It’s no surprise the hot money was pouring into the bookies for the Conservatives to be the largest party, as well as some heavy bets for an overall majority, while George Osborne was still walking tall and on his feet yesterday.
This was a new-look Chancellor on fire; funny, confident, highly political, and dare one say it, relishing every second of what was, give or take, a raft of good economic news for business and some populist measures for pensioners and savers.
While most of the smart money is still betting on a hung parliament, the odds have already steadied at 2/9, making this election even more of a political Grand National with the field more wide open than the usual two-to-three horses with a chance in the Derby.
And the best bit of the Budget news? That Osborne didn’t mess around or fiddle too much with the economy that is now growing faster than any other Western nation and, to boot, that the growth is being spread around the country with sharp growth in the North and the Midlands.
His claim that more jobs were created last year in Yorkshire than the whole of France wouldn’t look amiss on one of M&C Saatchi’s latest Tory posters. His other claim, that the UK will overtake Germany in a few years, will take some more convincing; productivity needs to improve far more before that will happen.
But why not? If you look at employment over the past few years, miracles can happen. Employment is now at the highest rate in history. More than 2 million new jobs have been created in two years – that translates into a 1,000 new jobs a day. Around 80 per cent of these jobs are, despite what doomsayers keep saying, full-time and skilled – although I’ve never understood why having a lot of part-time jobs is such a bad thing, as long as they are decently paid. Having more flexible working hours suits many families; and is one of the reasons why consumer spending is holding up so well.
Having said that, Osborne was making so much hay of being the party of equality and reward for hard work that he missed a trick in not putting up the minimum wage to £7; businesses could easily afford that and his 20p rise looked mealy-mouthed. Even so, more people are prepared to work for low-pay, as the numbers show: claimants and job-seekers are sharply down while youth employment is moving upwards; that has to be better than no job or benefits.
Helping self-starters was top of his list for business: first off, the 7 million or so self-employed were given a boost by abolishing Class 2 National Insurance – and just the sort of reform that Osborne should have done more. There was also more help for entrepreneurs and small businesses with higher tax relief measures for VCTs, EIS and SEIS schemes.
What a Conservative Chancellor shouldn’t be doing is messing around with pension pots; even if it was to take the wind out of Labour’s sails or as part of the deal with the Lib Dems. Given that his greatest achievement to date has been allowing pensioners to cash in their pensions – and after yesterday’s new move to cash in annuities – reducing the limit on pension pots to £1m was a silly, retrogade step.
Osborne also fell prey to totally unnecessary gimmicks like the Help to Buy Isa. This was pure politics and doesn’t do anything to help the housing shortage which is the real problem; a new plan to build affordable ‘“council” houses and looser planning restrictions in town centres would have been far more effective.

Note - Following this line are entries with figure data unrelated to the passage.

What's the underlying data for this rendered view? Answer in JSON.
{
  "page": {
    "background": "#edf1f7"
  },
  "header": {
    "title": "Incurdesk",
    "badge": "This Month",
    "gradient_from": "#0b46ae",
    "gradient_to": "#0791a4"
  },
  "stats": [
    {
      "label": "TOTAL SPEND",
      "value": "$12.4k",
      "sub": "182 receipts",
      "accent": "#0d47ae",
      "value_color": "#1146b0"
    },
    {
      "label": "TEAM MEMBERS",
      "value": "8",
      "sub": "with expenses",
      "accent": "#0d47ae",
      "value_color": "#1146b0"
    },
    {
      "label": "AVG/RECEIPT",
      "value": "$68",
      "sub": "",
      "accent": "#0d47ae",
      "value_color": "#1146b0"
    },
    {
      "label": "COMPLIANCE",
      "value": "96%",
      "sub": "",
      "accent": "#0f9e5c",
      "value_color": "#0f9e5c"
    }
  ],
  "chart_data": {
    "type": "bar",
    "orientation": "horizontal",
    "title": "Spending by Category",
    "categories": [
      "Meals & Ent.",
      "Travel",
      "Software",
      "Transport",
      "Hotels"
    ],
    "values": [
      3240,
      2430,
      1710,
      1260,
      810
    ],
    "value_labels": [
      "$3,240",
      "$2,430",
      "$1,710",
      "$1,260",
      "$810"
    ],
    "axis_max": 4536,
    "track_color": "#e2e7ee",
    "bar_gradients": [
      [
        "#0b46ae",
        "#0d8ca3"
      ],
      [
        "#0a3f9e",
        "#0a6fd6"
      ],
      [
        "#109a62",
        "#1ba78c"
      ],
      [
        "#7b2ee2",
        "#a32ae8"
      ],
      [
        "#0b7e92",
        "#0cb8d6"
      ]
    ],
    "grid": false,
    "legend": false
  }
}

Being such a political animal, it wasn’t too surprising that Osborne wanted to get Margaret Hodge and her Public Accounts Committee off his back by pushing through with the “diverted profits” tax to crack down on tax-avoiding overseas companies like Google and Starbucks and to make them start paying tax here. He’s clearly keen to get this going as it’s one of the few measures that will be in next week’s Finance Bill.

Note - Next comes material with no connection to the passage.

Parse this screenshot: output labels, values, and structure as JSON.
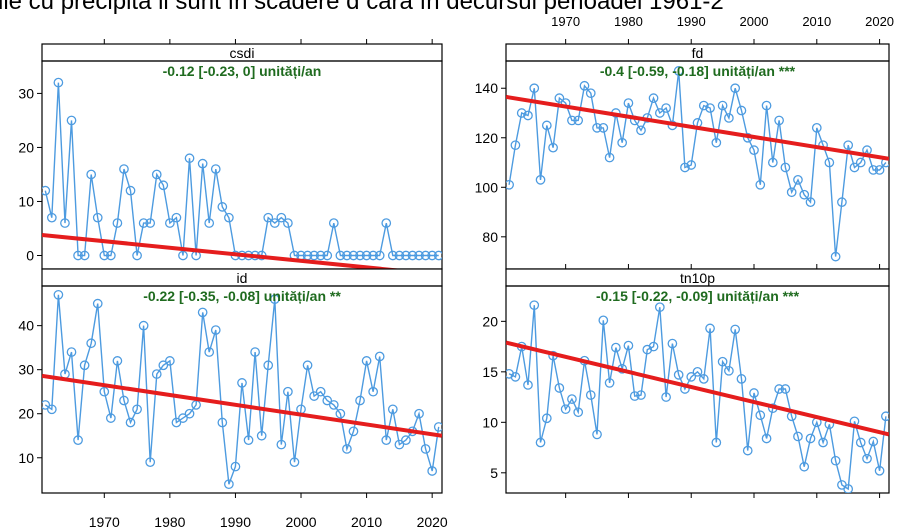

But will the so-called “Google tax” work? That’s the question posed by many tax experts who warn that firms like Google – which pay around £300m a year in salaries to UK employees – might just up sticks and find a new home to avoid their taxes. (Paris maybe? The French need the jobs.) And the taxes would be chunky: Paul Smith, tax partner at Blick Rothenberg, estimates that if Google were to pay the new “diverted” profits tax, the firm could end up with a £200m tax bill. Whither Google?
His review of business rates was long overdue, but it’s never too late to do a good thing. But getting a fairer rating system for businesses on the high street so they can compete with those online and elsewhere will need bold as well as radical thinking; finding a way to control some of the exorbitant rents charged by landowners needs to be scrutinised at as well.
But will Osborne be there to see through the review? Or is this his last Budget? The odds on Ed Balls taking his place are still shorter than on Osborne staying. Yet whether he goes or stays, there’s no question the Chancellor has proved to be far more of a reformer than credit has been given: his pensions and savings revolution alone will mark him down in history. What is not often noted is that the cuts to corporation tax, from 25 per cent to 20 per cent this April, have increased tax revenues. In the year to January, corporation tax brought in £41.6bn – in Labour’s last year of office, the tax raised was £35.8bn. If you take corporation tax together with Vat, Paye and national insurance, the total take from the business community in the last year to January was £397.9bn – a £73bn increase on the £324bn raised in Labour’s last year in office. Who is the tax-raiser now?